The report, the security software vendor's fifth annual IT Disaster Recovery survey, found that while DR times were reduced from previous years, disaster recovery testing and virtualisation are still major challenges for organisations.

According to the survey, the average cost of executing/implementing disaster recovery plans for each downtime incident worldwide $287,600 (£173,000). However, for organisations in North America, the median cost can climb to as high as $900,000.

Globally, this number is highest for healthcare and financial services organisations. In North America, the median cost for financial institutions is $650,000, according to the report.

Most organisations, 93 percent of respondents, said they have had to put their DR plans to work and that it takes on average three hours to achieve skeleton operations after an outage, and four hours to be up and running.

This is dramatically improved over the 2008 findings, where only three percent of respondents reported that they could achieve skeleton operations within 12 hours, and 31 percent believed they would have baseline operations within one day, said Symantec officials in a release on the findings.

The report also said that respondents report DR testing increasingly impacts customers and revenue, and one in four tests fail.
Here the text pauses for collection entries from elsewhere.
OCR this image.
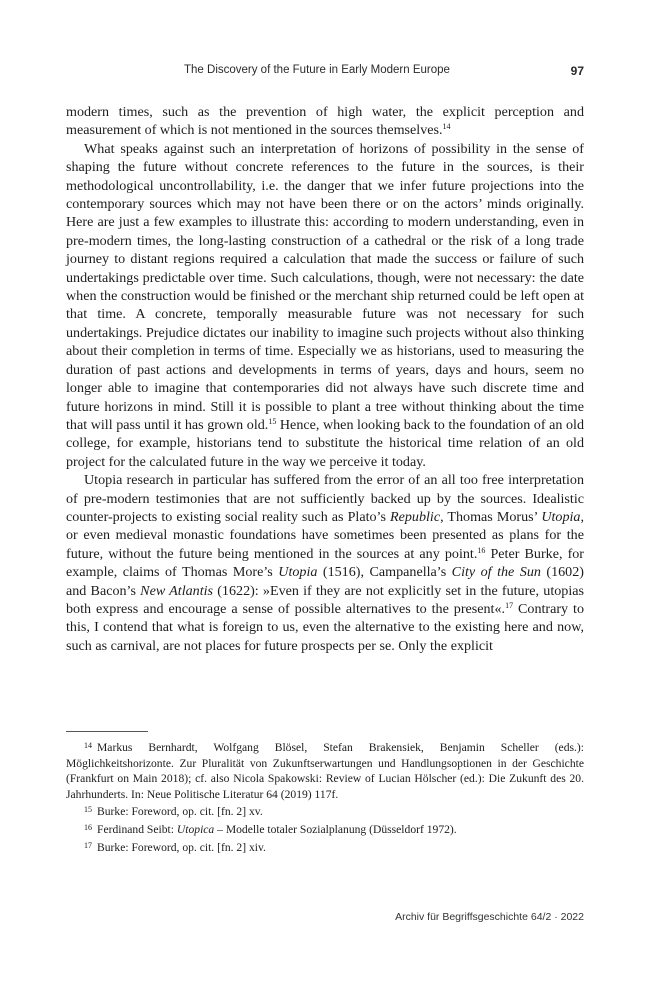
The Discovery of the Future in Early Modern Europe	97

modern times, such as the prevention of high water, the explicit perception and measurement of which is not mentioned in the sources themselves.$^{14}$

What speaks against such an interpretation of horizons of possibility in the sense of shaping the future without concrete references to the future in the sources, is their methodological uncontrollability, i.e. the danger that we infer future projections into the contemporary sources which may not have been there or on the actors’ minds originally. Here are just a few examples to illustrate this: according to modern understanding, even in pre-modern times, the long-lasting construction of a cathedral or the risk of a long trade journey to distant regions required a calculation that made the success or failure of such undertakings predictable over time. Such calculations, though, were not necessary: the date when the construction would be finished or the merchant ship returned could be left open at that time. A concrete, temporally measurable future was not necessary for such undertakings. Prejudice dictates our inability to imagine such projects without also thinking about their completion in terms of time. Especially we as historians, used to measuring the duration of past actions and developments in terms of years, days and hours, seem no longer able to imagine that contemporaries did not always have such discrete time and future horizons in mind. Still it is possible to plant a tree without thinking about the time that will pass until it has grown old.$^{15}$ Hence, when looking back to the foundation of an old college, for example, historians tend to substitute the historical time relation of an old project for the calculated future in the way we perceive it today.

Utopia research in particular has suffered from the error of an all too free interpretation of pre-modern testimonies that are not sufficiently backed up by the sources. Idealistic counter-projects to existing social reality such as Plato’s Republic, Thomas Morus’ Utopia, or even medieval monastic foundations have sometimes been presented as plans for the future, without the future being mentioned in the sources at any point.$^{16}$ Peter Burke, for example, claims of Thomas More’s Utopia (1516), Campanella’s City of the Sun (1602) and Bacon’s New Atlantis (1622): »Even if they are not explicitly set in the future, utopias both express and encourage a sense of possible alternatives to the present«.$^{17}$ Contrary to this, I contend that what is foreign to us, even the alternative to the existing here and now, such as carnival, are not places for future prospects per se. Only the explicit

$^{14}$ Markus Bernhardt, Wolfgang Blösel, Stefan Brakensiek, Benjamin Scheller (eds.): Möglichkeitshorizonte. Zur Pluralität von Zukunftserwartungen und Handlungsoptionen in der Geschichte (Frankfurt on Main 2018); cf. also Nicola Spakowski: Review of Lucian Hölscher (ed.): Die Zukunft des 20. Jahrhunderts. In: Neue Politische Literatur 64 (2019) 117f.

$^{15}$ Burke: Foreword, op. cit. [fn. 2] xv.

$^{16}$ Ferdinand Seibt: Utopica – Modelle totaler Sozialplanung (Düsseldorf 1972).

$^{17}$ Burke: Foreword, op. cit. [fn. 2] xiv.

Archiv für Begriffsgeschichte 64/2 · 2022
Nearly a third of organisations don't test virtual environments as part of their disaster recovery plans, and a slightly larger percentage of virtual environments aren't regularly backed up.

The study also shows that while DR budgets are higher in 2009, they are expected to remain flat over the next few years. The annual median budget for disaster recovery initiatives, including backup, recovery, clustering, archiving, spare servers, replication, tape, services, disaster recovery plan development and offsite costs at data centres surveyed is $50 million.

According to respondents, this number will continue to grow throughout 2009, but more than half, 52 percent, of respondents believe that budgets will be flat in 2010.

The report makes no mention of the CSO's role in DR but did find 70 percent of respondents involved the CIO, CTO or IT director on their DR committees. This is a significant increase from last year's research where 33 percent of respondents indicated executive involvement, said Symantec.

"As budgets increased over the past year, disaster recovery initiatives have become more of a competitive differentiator, and impact of downtown on customers is greater than ever. Another reason for executive involvement is the increase of applications that are seen as mission critical," Symantec officials said in the statement.

"Sixty percent of applications were deemed mission-critical by respondents, and nearly the same amount is covered in disaster recovery plans. Any sort of outage to these systems will have an enormous impact to the business."